Siapa yang menyangka kalau Alhaitham adalah Raja Deshret yang selama ini hanya menjadi mitos belaka? Meski di hari sebelumnya terbukti bahwa Kaveh adalah reinkarnasi Dewi Bunga, melihat suami dari arsitek tersebut sebagai Raja Deshret tetaplah mencengangkan. Para warga Sumeru membeku sejenak untuk memproses apa yang mereka lihat sebelum akhirnya menjatuhkan tubuh mereka di tanah.

Di pelataran Akademiya, Alhaitham menatap ke arah gurun di kejauhan dengan penuh kepercayaan diri. Ia telah mengenal Pierro dan kesepuluh petinggj Fatui yang pemimpin organisasi busuk itu melalui Irmisul. Karena mereka datang sendiri untuk menghampirinya di gurun, tentu saja ia harus menyapa.

Hanya saja, bukan keramah-tamahan yang akan Alhaitham berikan, melainkan kematian.

Alhaitham sudah hendak teleportasi ke hadapan seluruh prajurit Fatui ketika seorang pria biasa tiba-tiba datang menghampirinya. Di bawah kakinya ada puluhan orang bersujud, tapi tidak pria rambut biru yang menatapnya serius penuh keberanian.

Kaeya datang membawa sebuah pesan. Pria kelahiran Snezhnaya itu berkata, "Kau tidak akan bisa mengalahkan mereka."

Alhaitham menyeringai. "Oh ya? Mengapa begitu? Apa kau mengatakan itu hanya untuk mencegahku membunuh ayahmu?"

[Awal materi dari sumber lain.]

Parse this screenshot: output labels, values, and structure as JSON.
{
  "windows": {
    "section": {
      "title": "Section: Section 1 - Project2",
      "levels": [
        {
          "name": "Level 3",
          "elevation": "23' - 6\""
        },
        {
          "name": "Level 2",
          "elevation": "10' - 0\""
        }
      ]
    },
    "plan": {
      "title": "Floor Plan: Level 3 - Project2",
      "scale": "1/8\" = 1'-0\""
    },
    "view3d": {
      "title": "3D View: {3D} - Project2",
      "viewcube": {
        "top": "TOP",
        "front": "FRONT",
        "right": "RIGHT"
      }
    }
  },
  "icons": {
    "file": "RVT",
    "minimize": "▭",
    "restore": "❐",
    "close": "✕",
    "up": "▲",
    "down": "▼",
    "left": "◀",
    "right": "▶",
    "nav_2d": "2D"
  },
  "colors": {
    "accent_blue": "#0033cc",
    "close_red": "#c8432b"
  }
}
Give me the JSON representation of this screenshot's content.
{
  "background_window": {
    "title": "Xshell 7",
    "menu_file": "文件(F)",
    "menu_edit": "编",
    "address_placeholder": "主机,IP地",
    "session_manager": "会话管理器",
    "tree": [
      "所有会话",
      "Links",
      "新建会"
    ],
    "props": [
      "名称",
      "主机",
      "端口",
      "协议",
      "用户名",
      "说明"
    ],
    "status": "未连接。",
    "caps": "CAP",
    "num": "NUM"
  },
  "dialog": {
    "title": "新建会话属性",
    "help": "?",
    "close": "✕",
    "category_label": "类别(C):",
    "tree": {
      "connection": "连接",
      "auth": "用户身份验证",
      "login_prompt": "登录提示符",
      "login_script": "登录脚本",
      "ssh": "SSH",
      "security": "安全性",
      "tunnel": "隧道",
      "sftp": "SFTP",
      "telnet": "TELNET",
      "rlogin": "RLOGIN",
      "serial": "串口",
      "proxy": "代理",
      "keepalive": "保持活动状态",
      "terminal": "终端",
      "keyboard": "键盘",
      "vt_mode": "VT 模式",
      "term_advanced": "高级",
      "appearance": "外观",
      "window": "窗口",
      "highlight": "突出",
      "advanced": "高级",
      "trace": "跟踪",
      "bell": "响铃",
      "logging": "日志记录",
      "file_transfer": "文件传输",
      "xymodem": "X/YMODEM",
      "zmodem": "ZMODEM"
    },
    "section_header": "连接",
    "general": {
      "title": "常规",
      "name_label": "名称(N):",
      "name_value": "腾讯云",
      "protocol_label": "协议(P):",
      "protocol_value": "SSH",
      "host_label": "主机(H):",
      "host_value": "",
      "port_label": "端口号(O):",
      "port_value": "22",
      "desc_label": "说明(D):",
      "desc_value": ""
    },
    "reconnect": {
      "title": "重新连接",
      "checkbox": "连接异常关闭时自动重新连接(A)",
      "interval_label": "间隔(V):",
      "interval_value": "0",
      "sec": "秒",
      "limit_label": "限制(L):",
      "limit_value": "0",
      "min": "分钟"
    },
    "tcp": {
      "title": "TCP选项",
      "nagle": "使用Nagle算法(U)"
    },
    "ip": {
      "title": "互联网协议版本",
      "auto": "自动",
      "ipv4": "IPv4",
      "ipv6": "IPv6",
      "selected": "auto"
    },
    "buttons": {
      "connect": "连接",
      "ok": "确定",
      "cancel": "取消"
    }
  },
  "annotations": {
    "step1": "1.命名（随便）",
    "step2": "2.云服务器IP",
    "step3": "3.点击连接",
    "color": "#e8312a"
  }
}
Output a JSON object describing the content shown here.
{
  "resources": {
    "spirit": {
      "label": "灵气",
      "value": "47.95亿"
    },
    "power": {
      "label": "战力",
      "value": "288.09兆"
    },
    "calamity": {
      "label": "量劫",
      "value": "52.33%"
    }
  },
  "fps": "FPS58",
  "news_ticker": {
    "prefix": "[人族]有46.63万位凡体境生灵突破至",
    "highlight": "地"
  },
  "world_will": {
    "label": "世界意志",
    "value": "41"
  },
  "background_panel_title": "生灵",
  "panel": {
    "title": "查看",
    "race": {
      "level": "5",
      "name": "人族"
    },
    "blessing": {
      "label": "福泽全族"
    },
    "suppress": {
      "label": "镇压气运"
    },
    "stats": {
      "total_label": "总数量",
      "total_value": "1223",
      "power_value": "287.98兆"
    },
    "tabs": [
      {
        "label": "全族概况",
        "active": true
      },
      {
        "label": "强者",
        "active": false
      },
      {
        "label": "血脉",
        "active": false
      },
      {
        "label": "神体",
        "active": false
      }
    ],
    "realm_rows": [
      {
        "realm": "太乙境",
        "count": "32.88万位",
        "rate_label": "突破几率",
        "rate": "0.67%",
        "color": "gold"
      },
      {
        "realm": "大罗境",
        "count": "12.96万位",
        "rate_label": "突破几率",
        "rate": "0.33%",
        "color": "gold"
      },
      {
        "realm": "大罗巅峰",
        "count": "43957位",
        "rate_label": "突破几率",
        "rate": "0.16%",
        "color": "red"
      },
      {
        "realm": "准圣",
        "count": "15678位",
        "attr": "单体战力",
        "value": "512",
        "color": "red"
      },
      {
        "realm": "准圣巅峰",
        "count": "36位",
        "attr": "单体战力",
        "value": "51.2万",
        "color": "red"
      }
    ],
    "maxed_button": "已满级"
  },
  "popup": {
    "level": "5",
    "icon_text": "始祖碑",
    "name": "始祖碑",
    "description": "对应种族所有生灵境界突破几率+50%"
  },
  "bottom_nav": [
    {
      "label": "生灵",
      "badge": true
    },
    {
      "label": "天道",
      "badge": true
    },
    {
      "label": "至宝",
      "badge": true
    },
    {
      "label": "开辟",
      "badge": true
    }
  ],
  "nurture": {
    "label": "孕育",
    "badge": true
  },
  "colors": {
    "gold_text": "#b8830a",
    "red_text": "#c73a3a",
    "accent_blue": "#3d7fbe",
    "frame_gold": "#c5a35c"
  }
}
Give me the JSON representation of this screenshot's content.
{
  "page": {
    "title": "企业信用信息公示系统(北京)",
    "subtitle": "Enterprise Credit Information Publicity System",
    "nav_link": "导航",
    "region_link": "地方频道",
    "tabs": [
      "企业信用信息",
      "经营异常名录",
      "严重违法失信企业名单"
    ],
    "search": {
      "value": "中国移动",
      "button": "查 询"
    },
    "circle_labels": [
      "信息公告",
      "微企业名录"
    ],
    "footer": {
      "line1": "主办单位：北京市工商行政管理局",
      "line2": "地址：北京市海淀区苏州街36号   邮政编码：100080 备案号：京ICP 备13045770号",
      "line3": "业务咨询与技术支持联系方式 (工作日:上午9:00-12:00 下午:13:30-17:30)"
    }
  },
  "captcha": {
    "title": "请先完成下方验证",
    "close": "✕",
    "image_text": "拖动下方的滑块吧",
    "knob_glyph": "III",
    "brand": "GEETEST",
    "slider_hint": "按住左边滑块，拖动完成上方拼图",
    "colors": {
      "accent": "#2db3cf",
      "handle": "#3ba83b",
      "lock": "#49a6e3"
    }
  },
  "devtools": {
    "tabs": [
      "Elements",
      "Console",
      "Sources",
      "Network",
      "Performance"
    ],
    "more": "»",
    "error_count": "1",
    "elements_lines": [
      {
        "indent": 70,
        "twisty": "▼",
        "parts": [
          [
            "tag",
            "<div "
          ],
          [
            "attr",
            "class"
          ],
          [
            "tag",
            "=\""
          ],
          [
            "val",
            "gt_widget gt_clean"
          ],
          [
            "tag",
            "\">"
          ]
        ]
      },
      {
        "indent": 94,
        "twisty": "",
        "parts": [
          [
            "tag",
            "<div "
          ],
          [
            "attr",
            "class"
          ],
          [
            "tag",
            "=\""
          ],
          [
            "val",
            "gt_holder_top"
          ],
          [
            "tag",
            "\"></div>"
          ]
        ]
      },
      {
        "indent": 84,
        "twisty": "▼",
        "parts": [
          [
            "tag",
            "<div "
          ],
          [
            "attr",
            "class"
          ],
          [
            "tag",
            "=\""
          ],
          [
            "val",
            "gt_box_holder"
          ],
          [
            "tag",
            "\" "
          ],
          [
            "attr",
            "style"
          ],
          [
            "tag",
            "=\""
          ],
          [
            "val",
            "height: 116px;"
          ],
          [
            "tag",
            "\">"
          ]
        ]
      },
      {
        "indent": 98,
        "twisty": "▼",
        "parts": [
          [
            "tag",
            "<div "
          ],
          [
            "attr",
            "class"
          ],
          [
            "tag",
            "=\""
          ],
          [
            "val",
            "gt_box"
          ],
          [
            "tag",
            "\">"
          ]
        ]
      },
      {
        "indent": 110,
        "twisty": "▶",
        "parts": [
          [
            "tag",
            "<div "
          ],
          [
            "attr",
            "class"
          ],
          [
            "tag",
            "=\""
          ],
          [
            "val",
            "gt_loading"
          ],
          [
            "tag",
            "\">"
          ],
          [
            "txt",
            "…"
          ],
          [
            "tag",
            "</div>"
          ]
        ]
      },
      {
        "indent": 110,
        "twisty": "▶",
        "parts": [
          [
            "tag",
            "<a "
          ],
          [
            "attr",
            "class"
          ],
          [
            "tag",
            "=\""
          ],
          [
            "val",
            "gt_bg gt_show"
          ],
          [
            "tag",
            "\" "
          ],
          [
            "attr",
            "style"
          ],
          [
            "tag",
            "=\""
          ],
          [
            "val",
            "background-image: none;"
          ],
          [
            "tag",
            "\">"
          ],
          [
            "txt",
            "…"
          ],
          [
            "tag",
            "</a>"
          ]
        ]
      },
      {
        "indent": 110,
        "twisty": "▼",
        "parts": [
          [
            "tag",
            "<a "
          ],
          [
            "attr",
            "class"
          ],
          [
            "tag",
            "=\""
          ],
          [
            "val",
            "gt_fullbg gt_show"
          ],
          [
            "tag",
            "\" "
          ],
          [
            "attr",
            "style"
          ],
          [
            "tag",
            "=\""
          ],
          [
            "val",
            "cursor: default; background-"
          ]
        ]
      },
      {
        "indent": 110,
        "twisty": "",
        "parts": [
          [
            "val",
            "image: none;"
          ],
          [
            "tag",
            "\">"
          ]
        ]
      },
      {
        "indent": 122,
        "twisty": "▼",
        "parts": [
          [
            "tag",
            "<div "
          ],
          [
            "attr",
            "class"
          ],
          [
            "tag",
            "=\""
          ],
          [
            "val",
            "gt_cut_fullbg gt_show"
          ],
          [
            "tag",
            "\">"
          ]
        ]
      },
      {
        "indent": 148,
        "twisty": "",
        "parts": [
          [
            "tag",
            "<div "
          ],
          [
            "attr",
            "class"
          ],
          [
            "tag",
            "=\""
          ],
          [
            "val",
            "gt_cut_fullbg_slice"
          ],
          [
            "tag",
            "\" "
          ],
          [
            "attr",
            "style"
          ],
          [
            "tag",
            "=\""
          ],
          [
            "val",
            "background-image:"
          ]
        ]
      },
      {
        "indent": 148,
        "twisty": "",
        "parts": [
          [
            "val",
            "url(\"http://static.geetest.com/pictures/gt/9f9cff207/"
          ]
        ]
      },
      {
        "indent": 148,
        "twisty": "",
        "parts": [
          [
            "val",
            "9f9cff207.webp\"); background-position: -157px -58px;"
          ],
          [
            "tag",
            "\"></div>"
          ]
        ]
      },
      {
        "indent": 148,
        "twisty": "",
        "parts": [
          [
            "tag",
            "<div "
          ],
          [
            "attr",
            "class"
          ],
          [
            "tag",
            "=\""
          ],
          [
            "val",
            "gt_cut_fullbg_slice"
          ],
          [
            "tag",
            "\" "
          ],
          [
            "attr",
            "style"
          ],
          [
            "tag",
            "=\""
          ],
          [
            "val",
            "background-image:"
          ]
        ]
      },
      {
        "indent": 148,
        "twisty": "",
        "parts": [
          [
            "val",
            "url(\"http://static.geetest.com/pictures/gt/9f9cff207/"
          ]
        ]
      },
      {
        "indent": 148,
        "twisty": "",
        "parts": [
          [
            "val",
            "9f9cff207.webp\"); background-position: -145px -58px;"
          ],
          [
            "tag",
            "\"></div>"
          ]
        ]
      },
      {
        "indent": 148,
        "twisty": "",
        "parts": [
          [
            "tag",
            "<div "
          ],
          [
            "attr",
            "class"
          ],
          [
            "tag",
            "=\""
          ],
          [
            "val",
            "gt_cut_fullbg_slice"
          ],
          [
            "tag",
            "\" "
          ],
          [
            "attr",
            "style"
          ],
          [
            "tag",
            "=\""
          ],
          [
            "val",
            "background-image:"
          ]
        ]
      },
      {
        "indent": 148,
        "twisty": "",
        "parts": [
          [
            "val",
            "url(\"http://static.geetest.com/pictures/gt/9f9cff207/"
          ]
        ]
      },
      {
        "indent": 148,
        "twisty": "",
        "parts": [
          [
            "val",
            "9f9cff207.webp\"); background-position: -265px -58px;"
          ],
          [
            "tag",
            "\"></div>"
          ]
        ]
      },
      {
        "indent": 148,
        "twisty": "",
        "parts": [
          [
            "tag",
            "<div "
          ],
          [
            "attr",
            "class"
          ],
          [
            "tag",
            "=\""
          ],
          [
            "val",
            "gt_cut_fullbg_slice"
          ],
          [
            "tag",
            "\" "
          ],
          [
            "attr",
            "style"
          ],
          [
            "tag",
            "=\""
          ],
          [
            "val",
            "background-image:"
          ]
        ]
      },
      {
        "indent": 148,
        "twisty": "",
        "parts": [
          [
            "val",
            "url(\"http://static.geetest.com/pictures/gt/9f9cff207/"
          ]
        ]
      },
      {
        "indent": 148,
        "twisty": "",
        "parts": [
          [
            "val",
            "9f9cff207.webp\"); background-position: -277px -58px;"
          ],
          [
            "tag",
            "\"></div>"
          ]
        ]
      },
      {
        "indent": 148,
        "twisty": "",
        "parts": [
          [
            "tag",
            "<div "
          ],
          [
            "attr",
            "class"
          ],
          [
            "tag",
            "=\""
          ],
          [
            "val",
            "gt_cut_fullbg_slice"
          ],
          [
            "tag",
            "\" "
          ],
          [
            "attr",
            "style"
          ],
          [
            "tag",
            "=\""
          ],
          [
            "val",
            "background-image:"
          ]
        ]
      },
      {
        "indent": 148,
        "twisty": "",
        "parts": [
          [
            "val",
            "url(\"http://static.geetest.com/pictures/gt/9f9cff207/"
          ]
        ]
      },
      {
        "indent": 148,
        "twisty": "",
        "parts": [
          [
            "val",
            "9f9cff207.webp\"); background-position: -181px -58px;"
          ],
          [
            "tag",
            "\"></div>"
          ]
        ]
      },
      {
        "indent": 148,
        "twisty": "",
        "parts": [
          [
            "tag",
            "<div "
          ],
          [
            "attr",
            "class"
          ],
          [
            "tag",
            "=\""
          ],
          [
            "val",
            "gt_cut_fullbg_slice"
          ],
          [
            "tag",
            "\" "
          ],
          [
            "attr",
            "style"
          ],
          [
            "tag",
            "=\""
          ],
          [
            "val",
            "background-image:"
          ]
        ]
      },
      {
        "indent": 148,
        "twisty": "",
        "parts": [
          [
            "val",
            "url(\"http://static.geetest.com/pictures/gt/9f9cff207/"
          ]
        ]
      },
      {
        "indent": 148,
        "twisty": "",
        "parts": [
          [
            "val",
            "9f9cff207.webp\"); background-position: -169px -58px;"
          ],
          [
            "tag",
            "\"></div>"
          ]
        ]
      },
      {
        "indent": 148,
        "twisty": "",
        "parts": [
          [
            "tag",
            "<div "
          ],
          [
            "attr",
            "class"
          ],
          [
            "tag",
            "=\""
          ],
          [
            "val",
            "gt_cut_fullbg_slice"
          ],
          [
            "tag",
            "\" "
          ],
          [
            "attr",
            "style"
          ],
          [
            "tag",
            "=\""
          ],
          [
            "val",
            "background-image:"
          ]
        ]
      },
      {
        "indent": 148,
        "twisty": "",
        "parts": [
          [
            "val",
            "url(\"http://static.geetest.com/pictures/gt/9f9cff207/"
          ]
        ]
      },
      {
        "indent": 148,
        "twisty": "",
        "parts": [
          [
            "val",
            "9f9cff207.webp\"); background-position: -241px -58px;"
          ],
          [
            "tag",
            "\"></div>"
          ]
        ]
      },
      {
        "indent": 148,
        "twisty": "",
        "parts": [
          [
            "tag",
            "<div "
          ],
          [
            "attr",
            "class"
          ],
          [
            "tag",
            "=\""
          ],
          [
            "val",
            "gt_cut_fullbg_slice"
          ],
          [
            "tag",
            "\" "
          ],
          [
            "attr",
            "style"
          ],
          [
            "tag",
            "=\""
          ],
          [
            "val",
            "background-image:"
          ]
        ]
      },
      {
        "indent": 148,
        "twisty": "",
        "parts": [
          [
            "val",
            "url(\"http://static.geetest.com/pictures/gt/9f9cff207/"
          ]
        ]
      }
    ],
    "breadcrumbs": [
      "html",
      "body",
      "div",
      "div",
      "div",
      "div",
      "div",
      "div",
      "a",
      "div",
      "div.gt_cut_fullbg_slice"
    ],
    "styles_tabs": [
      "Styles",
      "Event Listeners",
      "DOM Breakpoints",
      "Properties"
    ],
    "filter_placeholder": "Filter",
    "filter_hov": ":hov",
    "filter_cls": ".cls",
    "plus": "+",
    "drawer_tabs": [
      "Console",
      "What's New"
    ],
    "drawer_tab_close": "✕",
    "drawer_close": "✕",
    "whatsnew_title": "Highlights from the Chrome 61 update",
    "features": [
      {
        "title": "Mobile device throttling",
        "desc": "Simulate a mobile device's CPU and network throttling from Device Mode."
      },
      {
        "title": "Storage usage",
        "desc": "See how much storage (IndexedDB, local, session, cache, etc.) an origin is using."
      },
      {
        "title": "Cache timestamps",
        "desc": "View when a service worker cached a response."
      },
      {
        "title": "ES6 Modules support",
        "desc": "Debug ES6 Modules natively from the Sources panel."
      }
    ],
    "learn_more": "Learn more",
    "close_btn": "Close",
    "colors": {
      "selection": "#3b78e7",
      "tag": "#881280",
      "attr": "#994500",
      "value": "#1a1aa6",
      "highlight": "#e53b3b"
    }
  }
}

Kaeya terdiam sejenak berusaha tidak terpengaruh oleh fakta keji yang dilontarkan Sang Dewa. Setelah menarik napas panjang, ia menjawab, "Aku tidak peduli dia mati atau tidak. Aku sudah tidak menganggapnya sebagai orang tuaku sejak lama. Saat ini aku memperingatkanmu karena aku tahu kebenarannya."

"Oh ya?"

Alis Kaeya bertaut. Wajah jenakanya yang murah senyum kini menghilang sepenuhnya. Dengan segala keseriusannya, ia berkata, "Alhaitham, untuk mengakhiri semua ini, bukan mereka yang harus dibunuh, tapi dirimu sendiri."

"...."

"Alhaitham, kau harus mati."

Semua orang di pelataran yang mendengar itu tercengang. Seorang manusia biasa begitu berani menantang Dewa. Tidak ada yang salut. Mereka justru berpikir kalau Kaeya bodoh.

Dan karena kebodohan Kaeya, Alhaitham tidak marah saat diancam seperti itu. Ia justru tertawa.

"Hahaha. Kau ini bicara apa? Aku paham dengan apa yang kau pikirkan. Ayahmu mencari buku terlarang yang terhubung dengan jiwaku, bukan? Kau pikir jika ingin mengakhiri semua ini tanpa mengorbankan banyak hal, buku itu harus lenyap dan cara melenyapkannya adalah dengan menjemput ajalku."

"...." Kaeya memberi kesempatan Alhaitham berbicara namun sembari mengepalkan tangan penuh kebencian.

Saat Kaeya masih kecil, ibunya memberanikan diri untuk menentang ayahnya. Wanita pemuja Rukkhadevata itu tidak terima kalau kedua sahabat Dewi-nya menjadi bahan percobaan sang suami. Ia mencari cara untuk menyelamatkan Alhaitham dan Kaveh yang berakhir membuat Pierro marah besar.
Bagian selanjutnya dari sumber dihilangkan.